In the most severe cases, a customer may be cut off from ATM cards altogether. "It really depends on how much risk the bank or credit union is willing to take and how good of a customer you are," Joseph says.
Private companies known as registration services allow consumers to store and track credit, debit and ATM card numbers for a fee. Some of these companies will report lost cards and request replacements on the consumer's behalf, according to the FTC.
Whether these services are worthwhile is a matter of opinion. Those who opt for such a service should compare offers and read the contract to find out what's included.
Whether a bank will be willing to accept the word of a third party that purports to represent a banking customer is open to doubt.
"If we get a call from someone saying one of our members lost their card and they want one reissued, we will tell them to take a hike," Joseph says. "It's only more of a nightmare for you than to do it yourself."
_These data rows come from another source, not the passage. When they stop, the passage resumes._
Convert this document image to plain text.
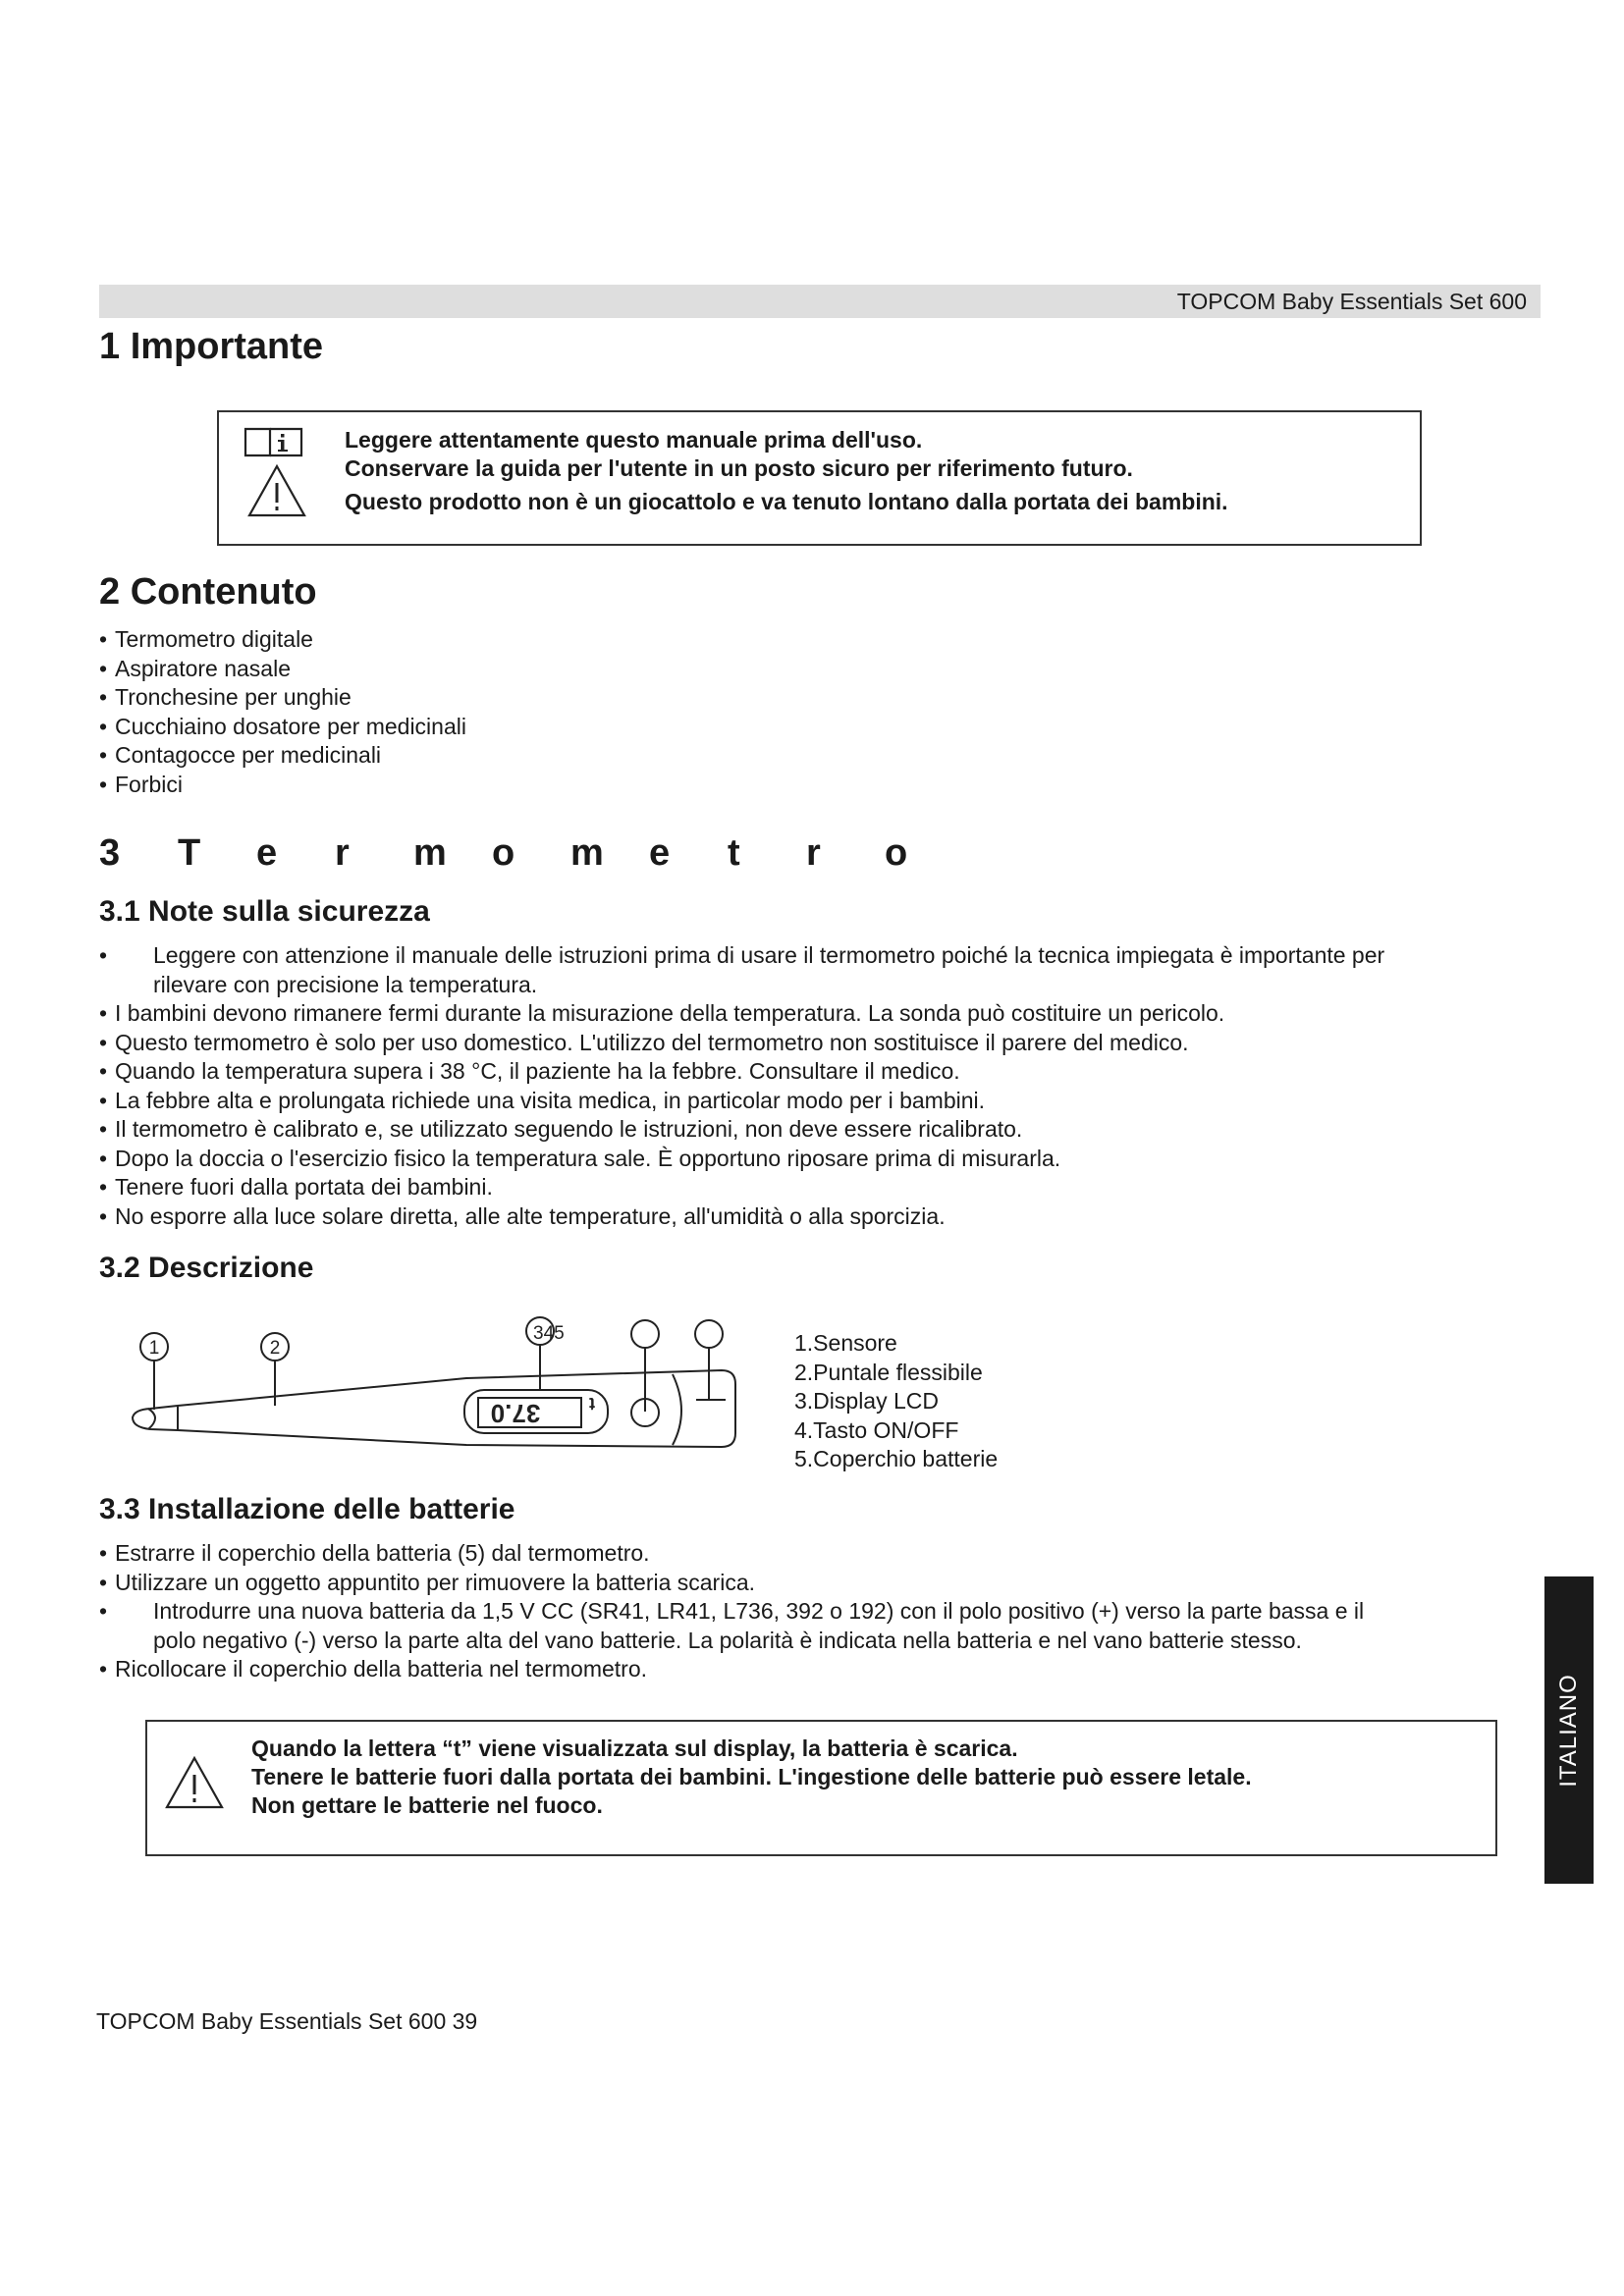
TOPCOM Baby Essentials Set 600
1 Importante

Leggere attentamente questo manuale prima dell'uso.

Conservare la guida per l'utente in un posto sicuro per riferimento futuro.

Questo prodotto non è un giocattolo e va tenuto lontano dalla portata dei bambini.

2 Contenuto
• Termometro digitale
• Aspiratore nasale
• Tronchesine per unghie
• Cucchiaino dosatore per medicinali
• Contagocce per medicinali
• Forbici
3	T	e	r	m	o	m	e	t	r	o
3.1 Note sulla sicurezza
•	Leggere con attenzione il manuale delle istruzioni prima di usare il termometro poiché la tecnica impiegata è importante per
rilevare con precisione la temperatura.
• I bambini devono rimanere fermi durante la misurazione della temperatura. La sonda può costituire un pericolo.
• Questo termometro è solo per uso domestico. L'utilizzo del termometro non sostituisce il parere del medico.
• Quando la temperatura supera i 38 °C, il paziente ha la febbre. Consultare il medico.
• La febbre alta e prolungata richiede una visita medica, in particolar modo per i bambini.
• Il termometro è calibrato e, se utilizzato seguendo le istruzioni, non deve essere ricalibrato.
• Dopo la doccia o l'esercizio fisico la temperatura sale. È opportuno riposare prima di misurarla.
• Tenere fuori dalla portata dei bambini.
• No esporre alla luce solare diretta, alle alte temperature, all'umidità o alla sporcizia.
3.2 Descrizione
1	2
345
37.0	t
1.Sensore
2.Puntale flessibile
3.Display LCD
4.Tasto ON/OFF
5.Coperchio batterie
3.3 Installazione delle batterie
• Estrarre il coperchio della batteria (5) dal termometro.
• Utilizzare un oggetto appuntito per rimuovere la batteria scarica.
•	Introdurre una nuova batteria da 1,5 V CC (SR41, LR41, L736, 392 o 192) con il polo positivo (+) verso la parte bassa e il
polo negativo (-) verso la parte alta del vano batterie. La polarità è indicata nella batteria e nel vano batterie stesso.
• Ricollocare il coperchio della batteria nel termometro.

Quando la lettera “t” viene visualizzata sul display, la batteria è scarica.

Tenere le batterie fuori dalla portata dei bambini. L'ingestione delle batterie può essere letale.

Non gettare le batterie nel fuoco.

ITALIANO
TOPCOM Baby Essentials Set 600 39
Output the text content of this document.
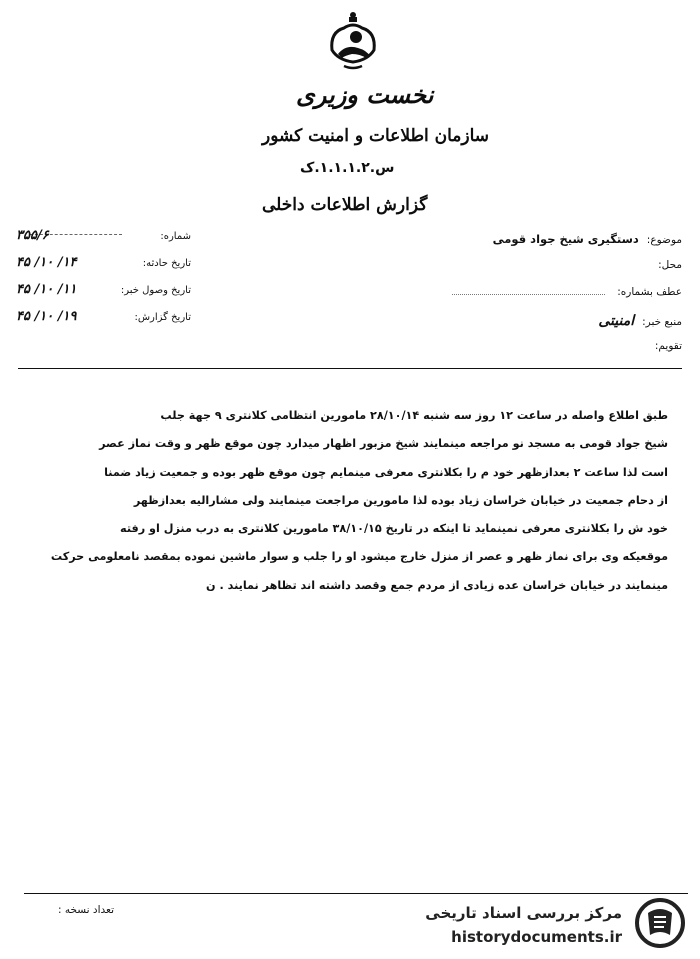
نخست وزیری
سازمان اطلاعات و امنیت کشور
س.۱.۱.۱.۲.ک
گزارش اطلاعات داخلی
شماره:
۳۵۵/۶
تاریخ حادثه:
۱۴/ ۱۰/ ۴۵
تاریخ وصول خبر:
۱۱/ ۱۰/ ۴۵
تاریخ گزارش:
۱۹/ ۱۰/ ۴۵
موضوع:
دستگیری شیخ جواد قومی
محل:
عطف بشماره:
منبع خبر:
امنیتی
تقویم:

طبق اطلاع واصله در ساعت ۱۲ روز سه شنبه ۲۸/۱۰/۱۴ مامورین انتظامی کلانتری ۹ جهة جلب

شیخ جواد قومی به مسجد نو مراجعه مینمایند شیخ مزبور اظهار میدارد چون موقع ظهر و وقت نماز عصر

است لذا ساعت ۲ بعدازظهر خود م را بکلانتری معرفی مینمایم چون موقع ظهر بوده و جمعیت زیاد ضمنا

از دحام جمعیت در خیابان خراسان زیاد بوده لذا مامورین مراجعت مینمایند ولی مشارالیه بعدازظهر

خود ش را بکلانتری معرفی نمینماید تا اینکه در تاریخ ۳۸/۱۰/۱۵ مامورین کلانتری به درب منزل او رفته

موقعیکه وی برای نماز ظهر و عصر از منزل خارج میشود او را جلب و سوار ماشین نموده بمقصد نامعلومی حرکت

مینمایند در خیابان خراسان عده زیادی از مردم جمع وقصد داشته اند تظاهر نمایند . ن

تعداد نسخه :	مرکز بررسی اسناد تاریخی
historydocuments.ir
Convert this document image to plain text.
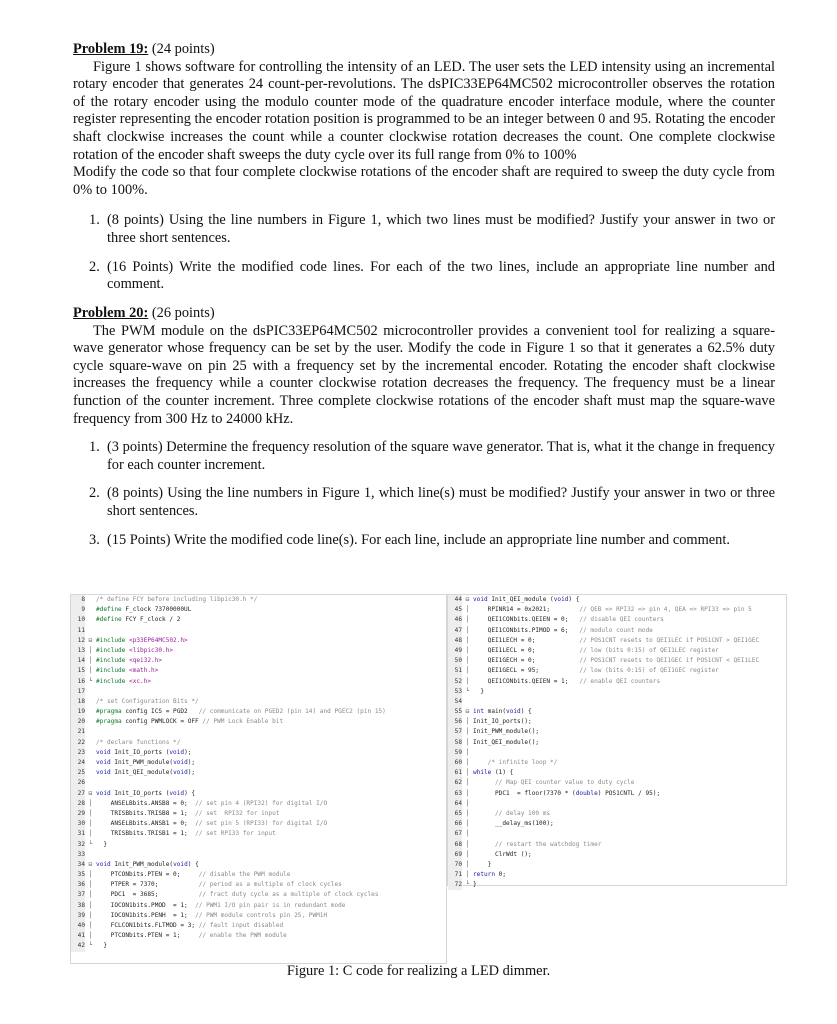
Problem 19: (24 points)
Figure 1 shows software for controlling the intensity of an LED. The user sets the LED intensity using an incremental rotary encoder that generates 24 count-per-revolutions. The dsPIC33EP64MC502 microcontroller observes the rotation of the rotary encoder using the modulo counter mode of the quadrature encoder interface module, where the counter register representing the encoder rotation position is programmed to be an integer between 0 and 95. Rotating the encoder shaft clockwise increases the count while a counter clockwise rotation decreases the count. One complete clockwise rotation of the encoder shaft sweeps the duty cycle over its full range from 0% to 100%
Modify the code so that four complete clockwise rotations of the encoder shaft are required to sweep the duty cycle from 0% to 100%.
1. (8 points) Using the line numbers in Figure 1, which two lines must be modified? Justify your answer in two or three short sentences.
2. (16 Points) Write the modified code lines. For each of the two lines, include an appropriate line number and comment.
Problem 20: (26 points)
The PWM module on the dsPIC33EP64MC502 microcontroller provides a convenient tool for realizing a square-wave generator whose frequency can be set by the user. Modify the code in Figure 1 so that it generates a 62.5% duty cycle square-wave on pin 25 with a frequency set by the incremental encoder. Rotating the encoder shaft clockwise increases the frequency while a counter clockwise rotation decreases the frequency. The frequency must be a linear function of the counter increment. Three complete clockwise rotations of the encoder shaft must map the square-wave frequency from 300 Hz to 24000 kHz.
1. (3 points) Determine the frequency resolution of the square wave generator. That is, what it the change in frequency for each counter increment.
2. (8 points) Using the line numbers in Figure 1, which line(s) must be modified? Justify your answer in two or three short sentences.
3. (15 Points) Write the modified code line(s). For each line, include an appropriate line number and comment.
8 /* define FCY before including libpic30.h */
9 #define F_clock 73700000UL
10 #define FCY F_clock / 2
11
12 ⊟ #include <p33EP64MC502.h>
13 │ #include <libpic30.h>
14 │ #include <qei32.h>
15 │ #include <math.h>
16 └ #include <xc.h>
17
18 /* set Configuration Bits */
19 #pragma config ICS = PGD2   // communicate on PGED2 (pin 14) and PGEC2 (pin 15)
20 #pragma config PWMLOCK = OFF // PWM Lock Enable bit
21
22 /* declare functions */
23 void Init_IO_ports (void);
24 void Init_PWM_module(void);
25 void Init_QEI_module(void);
26
27 ⊟ void Init_IO_ports (void) {
28 │ ANSELBbits.ANSB8 = 0;  // set pin 4 (RPI32) for digital I/O
29 │ TRISBbits.TRISB8 = 1;  // set  RPI32 for input
30 │ ANSELBbits.ANSB1 = 0;  // set pin 5 (RPI33) for digital I/O
31 │ TRISBbits.TRISB1 = 1;  // set RPI33 for input
32 └ }
33
34 ⊟ void Init_PWM_module(void) {
35 │ PTCONbits.PTEN = 0;     // disable the PWM module
36 │ PTPER = 7370;           // period as a multiple of clock cycles
37 │ PDC1  = 3685;           // fract duty cycle as a multiple of clock cycles
38 │ IOCON1bits.PMOD  = 1;  // PWM1 I/O pin pair is in redundant mode
39 │ IOCON1bits.PENH  = 1;  // PWM module controls pin 25, PWM1H
40 │ FCLCON1bits.FLTMOD = 3; // fault input disabled
41 │ PTCONbits.PTEN = 1;     // enable the PWM module
42 └ }
44 ⊟ void Init_QEI_module (void) {
45 │ RPINR14 = 0x2021;        // QEB => RPI32 => pin 4, QEA => RPI33 => pin 5
46 │ QEI1CONbits.QEIEN = 0;   // disable QEI counters
47 │ QEI1CONbits.PIMOD = 6;   // modulo count mode
48 │ QEI1LECH = 0;            // POS1CNT resets to QEI1LEC if POS1CNT > QEI1GEC
49 │ QEI1LECL = 0;            // low (bits 0:15) of QEI1LEC register
50 │ QEI1GECH = 0;            // POS1CNT resets to QEI1GEC if POS1CNT < QEI1LEC
51 │ QEI1GECL = 95;           // low (bits 0:15) of QEI1GEC register
52 │ QEI1CONbits.QEIEN = 1;   // enable QEI counters
53 └ }
54
55 ⊟ int main(void) {
56 │ Init_IO_ports();
57 │ Init_PWM_module();
58 │ Init_QEI_module();
59 │
60 │	/* infinite loop */
61 │ while (1) {
62 │	// Map QEI counter value to duty cycle
63 │ PDC1  = floor(7370 * (double) POS1CNTL / 95);
64 │
65 │	// delay 100 ms
66 │ __delay_ms(100);
67 │
68 │	// restart the watchdog timer
69 │ ClrWdt ();
70 │ }
71 │ return 0;
72 └ }
Figure 1: C code for realizing a LED dimmer.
No advice about ATM cards would be complete without a warning about PINs, or personal identification numbers. The chief caveat, often repeated and just as often ignored, is to keep the PIN private, even from the bank's employees. Storing a PIN in an online or mobile application is "an absolute no-no," Whaley says. Starting out with a replacement card after a loss or theft is a good opportunity to develop the habit of memorizing the PIN and keeping it safe and secret.
"That's the major security you have, particularly for cash withdrawals," he says. "Don't write it on the back of your card. Don't store it in your online wallet right next to your card number. ... Don't tempt people."